This Sounds Familiar

hptouchpad7-1297285579The HP TouchPad was reviewed on several sites last week. And one thing rang clear: the TouchPad’s software, and to some extent, hardware were half-baked. The OS, webOS, was laggy and some important features, such as threaded emails, were missing. This sounds familiar. A couple of weeks ago Apple released Final Cut Pro X (say ten). The software, although not laggy was missing some important features that nearly all pro editors need in an editing software.

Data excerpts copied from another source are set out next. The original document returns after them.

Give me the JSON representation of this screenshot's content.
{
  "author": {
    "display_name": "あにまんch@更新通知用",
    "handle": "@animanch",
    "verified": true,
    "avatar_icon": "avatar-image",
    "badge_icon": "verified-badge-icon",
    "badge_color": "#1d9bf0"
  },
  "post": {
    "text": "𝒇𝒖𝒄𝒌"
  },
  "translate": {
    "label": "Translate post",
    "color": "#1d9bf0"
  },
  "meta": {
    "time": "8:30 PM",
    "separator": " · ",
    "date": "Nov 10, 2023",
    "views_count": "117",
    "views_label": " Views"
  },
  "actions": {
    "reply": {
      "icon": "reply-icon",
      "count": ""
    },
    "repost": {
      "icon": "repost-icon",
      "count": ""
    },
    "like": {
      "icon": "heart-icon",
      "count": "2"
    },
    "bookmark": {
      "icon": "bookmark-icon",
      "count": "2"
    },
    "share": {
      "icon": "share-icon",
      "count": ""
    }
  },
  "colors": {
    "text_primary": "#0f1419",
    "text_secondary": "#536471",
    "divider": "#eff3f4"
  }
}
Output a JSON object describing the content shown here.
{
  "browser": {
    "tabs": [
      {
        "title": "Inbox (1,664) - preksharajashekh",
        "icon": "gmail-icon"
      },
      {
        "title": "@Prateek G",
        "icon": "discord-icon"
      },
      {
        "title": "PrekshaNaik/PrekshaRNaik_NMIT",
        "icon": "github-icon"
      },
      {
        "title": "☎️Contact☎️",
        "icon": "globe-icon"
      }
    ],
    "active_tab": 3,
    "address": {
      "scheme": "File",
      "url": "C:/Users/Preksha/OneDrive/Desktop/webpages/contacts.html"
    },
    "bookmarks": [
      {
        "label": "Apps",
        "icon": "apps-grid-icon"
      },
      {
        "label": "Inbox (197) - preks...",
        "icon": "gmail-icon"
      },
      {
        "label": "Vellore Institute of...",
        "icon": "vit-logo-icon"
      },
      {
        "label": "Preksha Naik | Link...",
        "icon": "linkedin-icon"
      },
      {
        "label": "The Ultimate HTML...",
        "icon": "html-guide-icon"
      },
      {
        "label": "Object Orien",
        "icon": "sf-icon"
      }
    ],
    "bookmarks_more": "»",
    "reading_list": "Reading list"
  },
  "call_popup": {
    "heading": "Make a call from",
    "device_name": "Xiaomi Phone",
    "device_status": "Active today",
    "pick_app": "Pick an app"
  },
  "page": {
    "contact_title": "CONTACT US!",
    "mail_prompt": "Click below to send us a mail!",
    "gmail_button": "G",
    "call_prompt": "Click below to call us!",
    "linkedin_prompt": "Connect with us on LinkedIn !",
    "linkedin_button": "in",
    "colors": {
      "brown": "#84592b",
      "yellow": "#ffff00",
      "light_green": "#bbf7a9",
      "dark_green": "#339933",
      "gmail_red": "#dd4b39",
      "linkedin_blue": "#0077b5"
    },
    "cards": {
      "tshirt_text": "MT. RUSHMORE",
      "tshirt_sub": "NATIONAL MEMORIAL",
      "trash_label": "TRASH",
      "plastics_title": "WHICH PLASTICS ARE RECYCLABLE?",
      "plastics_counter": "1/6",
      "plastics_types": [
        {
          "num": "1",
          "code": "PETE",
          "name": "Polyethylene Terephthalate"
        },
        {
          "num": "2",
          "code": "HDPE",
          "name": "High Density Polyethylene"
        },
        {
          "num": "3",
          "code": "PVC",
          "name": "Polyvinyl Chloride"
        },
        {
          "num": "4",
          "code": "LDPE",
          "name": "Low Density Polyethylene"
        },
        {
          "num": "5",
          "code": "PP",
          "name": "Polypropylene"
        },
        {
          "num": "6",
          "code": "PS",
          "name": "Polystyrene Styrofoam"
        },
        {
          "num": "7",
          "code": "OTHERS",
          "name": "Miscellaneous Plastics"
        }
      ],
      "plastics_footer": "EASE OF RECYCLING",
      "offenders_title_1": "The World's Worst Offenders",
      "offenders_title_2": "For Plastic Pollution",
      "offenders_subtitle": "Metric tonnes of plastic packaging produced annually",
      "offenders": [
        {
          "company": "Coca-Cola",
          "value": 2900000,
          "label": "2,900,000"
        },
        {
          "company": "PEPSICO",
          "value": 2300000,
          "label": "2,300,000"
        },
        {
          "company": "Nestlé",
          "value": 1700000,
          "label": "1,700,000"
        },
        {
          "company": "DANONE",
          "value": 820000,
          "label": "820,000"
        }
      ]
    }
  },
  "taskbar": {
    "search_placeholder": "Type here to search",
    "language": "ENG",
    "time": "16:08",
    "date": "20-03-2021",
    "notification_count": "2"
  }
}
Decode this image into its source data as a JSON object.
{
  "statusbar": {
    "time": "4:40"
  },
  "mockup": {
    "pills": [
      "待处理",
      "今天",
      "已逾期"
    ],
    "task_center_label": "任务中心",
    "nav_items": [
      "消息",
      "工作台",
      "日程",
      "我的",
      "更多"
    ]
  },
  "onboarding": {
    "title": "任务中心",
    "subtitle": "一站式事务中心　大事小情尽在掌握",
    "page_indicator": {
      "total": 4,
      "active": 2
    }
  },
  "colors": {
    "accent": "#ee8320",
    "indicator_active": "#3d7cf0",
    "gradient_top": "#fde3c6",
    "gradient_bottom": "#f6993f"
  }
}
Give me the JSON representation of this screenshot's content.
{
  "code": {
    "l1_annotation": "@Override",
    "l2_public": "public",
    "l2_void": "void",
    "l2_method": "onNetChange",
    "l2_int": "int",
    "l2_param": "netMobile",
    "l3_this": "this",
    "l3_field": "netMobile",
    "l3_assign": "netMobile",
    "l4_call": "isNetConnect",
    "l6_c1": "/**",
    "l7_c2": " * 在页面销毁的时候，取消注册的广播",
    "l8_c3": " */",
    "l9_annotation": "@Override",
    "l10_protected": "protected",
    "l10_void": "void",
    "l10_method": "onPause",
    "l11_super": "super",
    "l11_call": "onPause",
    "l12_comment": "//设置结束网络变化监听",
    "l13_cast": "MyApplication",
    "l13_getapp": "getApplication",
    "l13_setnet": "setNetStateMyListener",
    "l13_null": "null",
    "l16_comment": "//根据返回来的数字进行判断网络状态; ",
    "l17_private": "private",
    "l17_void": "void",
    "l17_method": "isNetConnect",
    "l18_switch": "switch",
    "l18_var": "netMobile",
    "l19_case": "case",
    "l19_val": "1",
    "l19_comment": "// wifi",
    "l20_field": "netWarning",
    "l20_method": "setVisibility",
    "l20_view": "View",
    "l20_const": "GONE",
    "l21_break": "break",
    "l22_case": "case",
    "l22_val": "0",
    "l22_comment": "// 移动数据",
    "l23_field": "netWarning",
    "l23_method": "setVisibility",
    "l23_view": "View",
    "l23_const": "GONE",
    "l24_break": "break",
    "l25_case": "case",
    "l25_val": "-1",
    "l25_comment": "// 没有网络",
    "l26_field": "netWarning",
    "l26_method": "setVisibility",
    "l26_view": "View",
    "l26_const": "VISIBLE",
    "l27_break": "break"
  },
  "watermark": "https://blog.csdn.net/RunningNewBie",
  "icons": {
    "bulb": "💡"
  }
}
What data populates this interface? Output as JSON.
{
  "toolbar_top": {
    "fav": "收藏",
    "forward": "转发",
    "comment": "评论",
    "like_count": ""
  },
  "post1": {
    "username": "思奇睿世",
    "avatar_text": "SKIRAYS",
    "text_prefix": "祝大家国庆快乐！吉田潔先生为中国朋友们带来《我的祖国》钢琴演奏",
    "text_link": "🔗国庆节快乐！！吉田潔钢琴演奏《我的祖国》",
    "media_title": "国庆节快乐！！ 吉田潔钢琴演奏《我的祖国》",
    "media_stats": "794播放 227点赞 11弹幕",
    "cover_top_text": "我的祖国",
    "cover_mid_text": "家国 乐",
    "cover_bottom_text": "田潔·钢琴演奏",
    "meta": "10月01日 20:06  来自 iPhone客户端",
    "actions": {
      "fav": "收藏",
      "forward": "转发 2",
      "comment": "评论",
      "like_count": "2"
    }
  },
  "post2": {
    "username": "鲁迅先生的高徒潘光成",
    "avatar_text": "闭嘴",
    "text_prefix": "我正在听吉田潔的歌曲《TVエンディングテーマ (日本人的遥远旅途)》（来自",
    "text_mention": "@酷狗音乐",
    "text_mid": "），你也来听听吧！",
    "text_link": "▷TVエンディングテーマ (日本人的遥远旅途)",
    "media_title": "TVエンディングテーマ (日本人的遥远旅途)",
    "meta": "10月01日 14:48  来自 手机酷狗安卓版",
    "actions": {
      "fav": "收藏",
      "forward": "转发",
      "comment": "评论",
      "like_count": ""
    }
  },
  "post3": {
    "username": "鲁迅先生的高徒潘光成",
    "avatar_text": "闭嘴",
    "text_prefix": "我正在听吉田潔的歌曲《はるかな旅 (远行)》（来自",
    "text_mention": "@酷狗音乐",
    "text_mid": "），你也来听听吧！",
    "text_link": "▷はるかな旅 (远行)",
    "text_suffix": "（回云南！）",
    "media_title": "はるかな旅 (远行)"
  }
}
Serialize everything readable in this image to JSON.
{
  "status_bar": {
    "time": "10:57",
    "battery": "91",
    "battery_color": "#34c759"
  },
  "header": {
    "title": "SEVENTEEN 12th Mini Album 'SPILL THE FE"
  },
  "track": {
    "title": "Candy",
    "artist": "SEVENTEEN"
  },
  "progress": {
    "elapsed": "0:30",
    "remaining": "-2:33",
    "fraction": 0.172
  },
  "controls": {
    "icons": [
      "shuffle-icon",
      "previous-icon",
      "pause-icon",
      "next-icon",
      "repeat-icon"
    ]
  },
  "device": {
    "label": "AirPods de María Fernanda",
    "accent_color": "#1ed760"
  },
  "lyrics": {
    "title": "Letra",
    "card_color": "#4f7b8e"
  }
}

I can’t stress enough how important it is to have a fully baked product. Having a completed, polished product at launch is making an important first impression. First, those darn bloggers get their hands on the product. They will influence the original bent, positive or negative, that customers have before getting their hands on a product in-store. Next, after a customer has heard about the product online or on TV, they go to the store and try the product if they can. This is when it is most essential, in my opinion, to have a polished product. People can ignore bloggers, commercials are so heavily glossed they are not reliable, and once a customer has purchased a product the company has already won, whether the customer enjoys the product or not. When a customer walks into the store, the manufacturer has one minute at best to wow the customer. The customer needs to be delighted while they lazily tap and swipe the glass screen. If the customer sees any lag or hesitation during their minute with the product what are they to assume about the rest of the product that they hadn’t seen? This is one reason why the iPad, iPhone, and iPod are so successful, they are fully-baked products from the get-go. If the TouchPad had spent one month, just one month, longer in development and HP stomped out some of the bugs, imagine how great of an impression that it could have made. The HP TouchPad could have been the first real iPad challenger. HP had a shot, took it, and missed.

Final Cut Pro X was a total rewrite of the industry-standard Final Cut Pro 7. During this rewrite some important pro features were lost in the transition. Apple has said that these will all return in future updates, however this means that professional users cannot use this software as much as they would like to, cannot use it at all, or have to find alternate ways to do a previously trivial task. Although I think what Apple did with FCP X took some serious guts they should have spent a month or two more adding those features to the software or, if necessary, continued selling Final Cut 7 to professionals who need those features that didn’t make the final cut. (John Gruber thinks so too) I think Apple should have known better and, like HP, the best option was to spend a few extra weeks in fully fleshing out and trimming their product.

A little more work On both these products could have gone a long way.